Is it worth dropping $1,000 just to get into a New York City restaurant?
The 30,000 people who have flocked to a service called Appointment Trader to buy reservations at some of the city’s hottest dining spots seemingly think so. Now, that practice is coming under threat from New York’s proposed Restaurant Reservation Anti-Piracy Act.
But far from suddenly making scoring a table at Carbone, Côté, Coqodaq or Don Angie a breeze, the bill isn’t guaranteed to free up significantly more tables, say restaurant owners, booking sites and reservation resellers. That’s because the hot spots are, well, simply too hot.
“There are some restaurants that people can’t get into,” said Joel Montaniel, chief executive of the reservation booking platform Sevenrooms, who works with companies like Danny Meyer’s Union Square Hospitality Group. “I’ve even talked to restaurateurs; we’ve hosted them on panels and asked them for tips to get in, and they say, ‘I don’t have them.’ ”
If Gov. Kathy Hochul signs the bill that passed this month into law, websites would require permission from restaurants to offer bookings. It is ostensibly targeted at curbing bots, used by scalpers to scoop up spots for sale to diners willing to pay for entry into establishments that are hyped as the places to see and be seen. The practice has been blamed for exacerbating a mania over reservations for the city’s hard-to-get-into restaurants and skewing the playing field toward the wealthier set.
The prospective law won’t affect platforms like Resy, Sevenrooms and OpenTable, which partner with restaurants directly by charging a monthly fee. But services like Appointment Trader and Cita may no longer be able to advertise the city’s hottest tables.
Appointment Trader founder Jonas Frey rejects the idea that his website contributed to a scarcity of reservations in New York City. Instead, he believes his platform took off because of the lack of available tables.
“There were just too many diners for too few restaurants,” Frey said. “I believe we’re serving a need. That’s why it worked.”
The platform has sold over $6 million in reservations over the past year, according to its website. It has some provisions in place against scalpers and bots, Frey said.
If users sell less than half of their listed tables, their account receives a warning. Accounts that sell less than a quarter are suspended.
If the New York bill becomes law, diners would simply turn to influential concierges or pricy prepaid reservation services, Frey said. In that case, he’ll focus on other restaurant hubs.
“We’re certainly not going to stop operating because we can’t operate in New York,” Frey said, adding that his website’s current peak demand is in European cities like Paris. Cita founder Arya Toufanian, meanwhile, said he is eyeing other ways to continue operations in New York, though he doesn’t know exactly what form that might take under new restrictions.
While the bill probably won’t help diners score reservations more easily, it’s likely to be appreciated by restaurants. Sevenrooms’ Montaniel said the legislation would be especially welcome in New York, where cancellation rates are higher than anywhere else in the U.S.
According to Sevenrooms data, the cancellation rate for restaurants in New York City grew to 19% last month versus 17.5% in May last year.

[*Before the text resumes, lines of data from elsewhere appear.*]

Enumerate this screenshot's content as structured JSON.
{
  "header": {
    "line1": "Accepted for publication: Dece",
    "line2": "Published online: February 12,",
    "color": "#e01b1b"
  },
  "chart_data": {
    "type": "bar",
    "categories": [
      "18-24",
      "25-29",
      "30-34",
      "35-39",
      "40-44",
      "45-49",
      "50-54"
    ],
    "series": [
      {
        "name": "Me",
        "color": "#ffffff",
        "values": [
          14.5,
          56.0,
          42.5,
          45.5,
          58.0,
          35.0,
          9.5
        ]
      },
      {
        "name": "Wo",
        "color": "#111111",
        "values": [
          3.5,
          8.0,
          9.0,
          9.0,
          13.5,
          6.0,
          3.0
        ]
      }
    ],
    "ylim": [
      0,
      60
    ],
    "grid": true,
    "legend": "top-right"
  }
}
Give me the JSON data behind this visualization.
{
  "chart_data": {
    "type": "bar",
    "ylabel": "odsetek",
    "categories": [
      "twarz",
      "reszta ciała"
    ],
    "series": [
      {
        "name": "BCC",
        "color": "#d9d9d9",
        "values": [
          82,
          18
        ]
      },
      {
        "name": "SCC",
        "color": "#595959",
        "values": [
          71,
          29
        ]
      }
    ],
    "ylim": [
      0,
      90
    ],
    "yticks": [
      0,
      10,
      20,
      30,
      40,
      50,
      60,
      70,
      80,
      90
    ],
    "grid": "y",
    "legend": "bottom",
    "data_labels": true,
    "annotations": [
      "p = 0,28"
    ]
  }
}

By comparison, the national cancellation rate dropped to 11.6% in May 2024 from 12.5% a year earlier.
That’s why Amy Zhou, executive director of operations for Gracious Hospitality — which includes Côté and Coqodaq — worked with the New York State Restaurant Association to get the legislation passed.
Zhou estimates that on a busy night, Côté will serve around 400 customers its tableside grilled beef. Meanwhile, it will lose as many as 100 reservations to bot-driven cancellations and no shows. Lost revenue is at least $10,000 on nights when the no-show rate is high, based on an average expenditure of $100 to $150 per customer.
It became such a problem that the company took a number of reservations offline so customers could book them by phone. “About a year ago, we had to bring in two extra reservationists,” Zhou said. “It’s their job to audit the books every day and fill them with legit reservations.”
If the bill is passed into law and the problem is at least somewhat alleviated, “we’ll find something else for them to do in the company,” she said.
Still, Matt Tucker — a supporter of the bill who is the head of reservation booking website Tock — understands it might not be enough to completely solve the problems over reservations. “Legislation can only do so much,” he said. “It’s supply and demand that’s going to drive real outcomes here.”
Some others who have benefited from the demand for reservations are undeterred, for now. Alex Eisler, a rising junior at Brown University studying applied mathematics and computer science, said he has made about $100,000 selling reservations for places like Côté. He got into the business when he purchased a table for 4 Charles Prime Rib on a weekend trip to New York.
“The whole process worked great,” he said, prompting him to ask himself, “How hard is it to actually be one of the people selling reservations?”
Since then, Eisler said, he has spent anywhere from half an hour to two hours a day in between classes booking reservations — once even telling a restaurant he needed a table for a proposal so he could get in. Eisler also uses his own bot software to secure tables at the time they are released, a strategy he said puts him “ahead of other people.”
If Hochul signs the New York bill into law, Eisler may well ditch his side gig. “Until then,” he said, “I wouldn’t say there’s a reason for me to stop.”